Ozone therapy reached a forensic dimension when deaths were subjected to a forensic medical examination. The first such case occurred in Munich when, at the beginning of 1978, a 70-year-old woman became blind and passed out during an IV injection from 02/03 by a naturopath into the cubital vein. About three weeks later, the patient died of pneumonia in inpatient treatment. The neuropathological examination revealed numerous focussed softenings in the brain as with local circulatory disorders, with no pathological changes in the vessel wall being observed. An allergic shock and gas embolism were therefore discussed as the cause.

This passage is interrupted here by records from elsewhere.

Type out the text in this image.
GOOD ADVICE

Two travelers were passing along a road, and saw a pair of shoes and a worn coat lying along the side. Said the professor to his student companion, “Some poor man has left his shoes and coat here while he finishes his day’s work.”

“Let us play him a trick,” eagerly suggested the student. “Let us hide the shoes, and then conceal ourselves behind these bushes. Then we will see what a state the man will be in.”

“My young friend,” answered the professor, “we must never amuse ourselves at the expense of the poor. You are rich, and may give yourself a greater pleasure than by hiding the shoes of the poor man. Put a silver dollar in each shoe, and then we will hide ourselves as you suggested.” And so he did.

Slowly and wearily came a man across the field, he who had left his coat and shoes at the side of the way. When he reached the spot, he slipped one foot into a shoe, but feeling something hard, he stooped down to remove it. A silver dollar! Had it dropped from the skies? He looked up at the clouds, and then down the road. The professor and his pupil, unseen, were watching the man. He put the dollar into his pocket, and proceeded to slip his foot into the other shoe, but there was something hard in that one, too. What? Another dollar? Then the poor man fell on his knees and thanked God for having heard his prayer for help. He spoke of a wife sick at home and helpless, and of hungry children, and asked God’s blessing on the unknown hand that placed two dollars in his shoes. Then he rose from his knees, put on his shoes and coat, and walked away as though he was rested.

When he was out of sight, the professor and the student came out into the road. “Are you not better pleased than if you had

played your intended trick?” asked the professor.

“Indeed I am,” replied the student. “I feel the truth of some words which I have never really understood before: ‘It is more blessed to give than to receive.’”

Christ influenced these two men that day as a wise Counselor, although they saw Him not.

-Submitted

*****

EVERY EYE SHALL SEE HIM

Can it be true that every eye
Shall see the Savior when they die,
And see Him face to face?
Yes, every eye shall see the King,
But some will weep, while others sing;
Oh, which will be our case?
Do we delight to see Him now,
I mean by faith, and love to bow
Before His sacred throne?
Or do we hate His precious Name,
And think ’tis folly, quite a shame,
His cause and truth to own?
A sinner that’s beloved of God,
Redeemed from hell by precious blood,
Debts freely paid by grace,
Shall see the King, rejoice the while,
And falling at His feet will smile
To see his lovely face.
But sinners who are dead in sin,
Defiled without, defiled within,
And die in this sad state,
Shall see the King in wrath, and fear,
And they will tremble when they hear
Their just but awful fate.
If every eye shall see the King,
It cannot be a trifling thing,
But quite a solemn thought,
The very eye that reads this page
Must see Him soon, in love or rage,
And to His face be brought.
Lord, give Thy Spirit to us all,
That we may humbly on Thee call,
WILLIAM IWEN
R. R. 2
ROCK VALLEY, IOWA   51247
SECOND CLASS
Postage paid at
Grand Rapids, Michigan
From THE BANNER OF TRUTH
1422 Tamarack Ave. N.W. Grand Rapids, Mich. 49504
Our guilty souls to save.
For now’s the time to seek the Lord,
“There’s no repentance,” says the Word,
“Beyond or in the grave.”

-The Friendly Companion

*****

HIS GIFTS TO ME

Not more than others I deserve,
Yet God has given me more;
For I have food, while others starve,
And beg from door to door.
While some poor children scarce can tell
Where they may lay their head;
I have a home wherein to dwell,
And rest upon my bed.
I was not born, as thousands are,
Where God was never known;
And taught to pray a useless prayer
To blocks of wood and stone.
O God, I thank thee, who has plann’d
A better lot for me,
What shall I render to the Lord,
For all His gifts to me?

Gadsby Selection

Just a few weeks later, a 33-year-old woman died in Schweinfurt in the practice of an alternative practitioner immediately after supposedly intra-arterial 02/03 injection. During the autopsy it was found that the injection was carried out intravenously. Since gas embolism could not be demonstrated and histologically there was allergic vasculitis, an allergic shock was assumed to be the cause of death.
At this time, incidents after ozone therapy were first mentioned in the medical literature. Pencz [43] reported on two cases: A 59-year-old patient had undergone complete amaurosis after i.v. injection of 15 ml gas mixture by a medical practitioner, combined with retrograde amnesia and impaired consciousness, which resolved after 6 days. The clinical picture corresponded to massive cerebral gas embolism. He also reported on a 72-year-old patient who had a complete spinal cross-sectional syndrome a few minutes after intra-arterial injection of an unknown amount 02/03 in both groin arteries and died a few weeks later. Pencz discussed here the cause of anterior spinal syndrome caused by an injection-induced vascular spasm or a drop in blood pressure.